Dr. Ward challenged Jim Crow.

Indiana History Blog published Nicole Poletika’s detailed look at Dr. Joseph H. Ward‘s role in challenging segregation as the head of Tuskegee, Alabama’s Veterans Hospital No. 91 in the 1920s and ’30s.

Screen Shot 2019-11-24 at 5.34.46 AM.png

Dr. Ward is on the front row, center (next to the nurse) in this 1933 photograph of Veterans Hospital staff.  Photo courtesy of VA History Highlights, “First African American Hospital Director in VA History,” U.S. Department of Veterans Affairs.

For more on Dr. Ward, who was born in Wilson about 1869, see here and here and here and here and here.

[Sidenote: Dr. Ward was not born to “impoverished parents” per the article, though it is possible that he himself gave this gloss on his early life. Rather, his father was Napoleon Hagans, a prosperous freeborn farmer in nearby Wayne County, and his mother was Mittie Ward, a young freedwoman whose family moved into town after Emancipation from the plantation of Dr. David G.W. Ward near Stantonsburg.]
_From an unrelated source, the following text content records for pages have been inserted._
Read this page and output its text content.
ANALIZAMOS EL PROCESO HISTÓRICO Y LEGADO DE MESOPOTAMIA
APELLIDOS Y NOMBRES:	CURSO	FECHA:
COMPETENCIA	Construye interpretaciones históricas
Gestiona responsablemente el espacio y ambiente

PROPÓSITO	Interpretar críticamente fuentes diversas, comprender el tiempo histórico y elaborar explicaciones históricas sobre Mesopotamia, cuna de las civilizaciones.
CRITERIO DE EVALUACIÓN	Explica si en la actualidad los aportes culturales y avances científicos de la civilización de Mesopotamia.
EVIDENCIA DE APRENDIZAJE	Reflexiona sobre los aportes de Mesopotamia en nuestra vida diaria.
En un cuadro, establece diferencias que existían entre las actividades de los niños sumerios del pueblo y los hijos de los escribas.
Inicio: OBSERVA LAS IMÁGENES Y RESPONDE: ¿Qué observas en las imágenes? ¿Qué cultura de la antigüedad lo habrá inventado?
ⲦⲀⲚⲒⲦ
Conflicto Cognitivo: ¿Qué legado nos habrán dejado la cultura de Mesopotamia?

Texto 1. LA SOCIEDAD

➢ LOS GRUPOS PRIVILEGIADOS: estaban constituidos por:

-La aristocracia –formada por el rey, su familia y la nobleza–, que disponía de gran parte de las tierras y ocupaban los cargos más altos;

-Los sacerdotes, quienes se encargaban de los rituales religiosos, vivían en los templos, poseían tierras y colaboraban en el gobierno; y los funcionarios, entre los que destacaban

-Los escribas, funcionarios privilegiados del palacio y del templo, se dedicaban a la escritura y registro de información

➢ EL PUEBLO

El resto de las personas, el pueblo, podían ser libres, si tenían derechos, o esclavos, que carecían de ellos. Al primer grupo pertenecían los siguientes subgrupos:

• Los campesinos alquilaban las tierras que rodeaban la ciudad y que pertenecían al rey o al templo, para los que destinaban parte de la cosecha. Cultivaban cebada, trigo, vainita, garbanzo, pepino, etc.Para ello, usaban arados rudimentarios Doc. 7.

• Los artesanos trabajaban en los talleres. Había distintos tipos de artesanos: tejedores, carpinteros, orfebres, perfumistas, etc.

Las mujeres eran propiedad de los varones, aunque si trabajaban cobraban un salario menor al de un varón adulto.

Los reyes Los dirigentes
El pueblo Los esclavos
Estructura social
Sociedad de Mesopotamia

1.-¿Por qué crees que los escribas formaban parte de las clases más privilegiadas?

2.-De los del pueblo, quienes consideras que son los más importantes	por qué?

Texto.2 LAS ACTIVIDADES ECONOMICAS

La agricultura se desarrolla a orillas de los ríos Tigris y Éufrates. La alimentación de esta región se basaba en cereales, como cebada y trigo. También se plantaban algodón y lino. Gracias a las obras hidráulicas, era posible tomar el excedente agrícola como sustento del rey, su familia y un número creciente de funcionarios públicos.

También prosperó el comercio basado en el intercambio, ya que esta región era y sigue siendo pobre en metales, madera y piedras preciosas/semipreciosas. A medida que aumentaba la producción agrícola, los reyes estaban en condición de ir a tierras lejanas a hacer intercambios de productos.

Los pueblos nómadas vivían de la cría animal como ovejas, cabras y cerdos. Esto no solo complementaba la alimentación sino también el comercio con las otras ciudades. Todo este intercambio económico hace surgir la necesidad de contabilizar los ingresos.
Hat tip to Zella Palmer for pointing me to this article. She is Dr. Ward’s great-granddaughter, and they are my cousins.

4 comments

  1. Do you have information on when Dr. Joseph H. Ward challenge Jim Crow Laws?

    1. Dr. Ward’s challenge was to the tenets of Jim Crow that held that a black man was not fit to administer a veterans hospital. Please see the link in the post for details of his time in Tuskegee.